Роль Брайони заключена в корректировке образа отца как носителя повышенной маскулинности, что в контексте повествования воспринимается как источник злокачественно-нарциссического дисбаланса, образом любовной взаимности. В конечном итоге это и делает возможным отказ Джейми от нарциссической одержимости собой, выражающейся в признании вины, которое звучит через тринадцать месяцев в телефонном разговоре с отцом, причём в пятидесятый день его рождения, оказывающимся тем самым и днём воз-рождения и сына, и отца, и святого духа любви между ними.
Перемена участи в ходе освобождения Джейми для приятия ответственности за свою экзистенцию предстает в возвращении к содержанию своей души. И среди её увлечений – склонность к творчеству, которую отец попытался заместить привитием культа брутальных видов спорта. Это возвращение к запросам души выражается в карандашном наброске лица отца на поздравительной открытке. И мать Джейми и сам отец находят образ «прекрасным». Преувеличенная симпатичность образа по сравнению с  оригиналом прозревает внутреннюю красоту души отца, что и внушает в итоге в нём покаянное переживание, идущее параллельно с покаянием сына.

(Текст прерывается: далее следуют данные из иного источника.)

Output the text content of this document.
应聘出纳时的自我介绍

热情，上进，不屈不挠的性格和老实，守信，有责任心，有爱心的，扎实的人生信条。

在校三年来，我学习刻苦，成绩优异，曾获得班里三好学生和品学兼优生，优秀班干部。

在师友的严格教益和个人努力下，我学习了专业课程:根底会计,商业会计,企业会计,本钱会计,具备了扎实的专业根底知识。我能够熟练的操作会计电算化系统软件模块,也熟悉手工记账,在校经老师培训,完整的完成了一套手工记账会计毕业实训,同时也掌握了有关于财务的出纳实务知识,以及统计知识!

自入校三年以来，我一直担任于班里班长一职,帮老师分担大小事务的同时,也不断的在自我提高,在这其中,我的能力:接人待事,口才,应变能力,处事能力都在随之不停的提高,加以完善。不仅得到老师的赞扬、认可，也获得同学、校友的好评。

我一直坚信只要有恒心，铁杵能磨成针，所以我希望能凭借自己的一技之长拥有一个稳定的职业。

А русского зрителя должны особенно радовать очевидные отсылки «Переходного возраста» к христианской поэтике Достоевского. В диалоге Джейми и Брайони непосредственно воспроизводятся разговоры с участием убийцы и следователя из «Преступления и наказания» в прекрасной постановке Льва Кулиджанова. Например, Джейми впрямую копирует ехидную интонацию Раскольникова-Тараторкина, когда, заинтриговав Эрин внезапной запинкой в ходе высказывания, с насмешливым   дезавуированием задает риторический вопрос: «Смотрите-ка, размечтались, типа, я скажу что-то важное?!» = «Признаюсь в убийстве?!».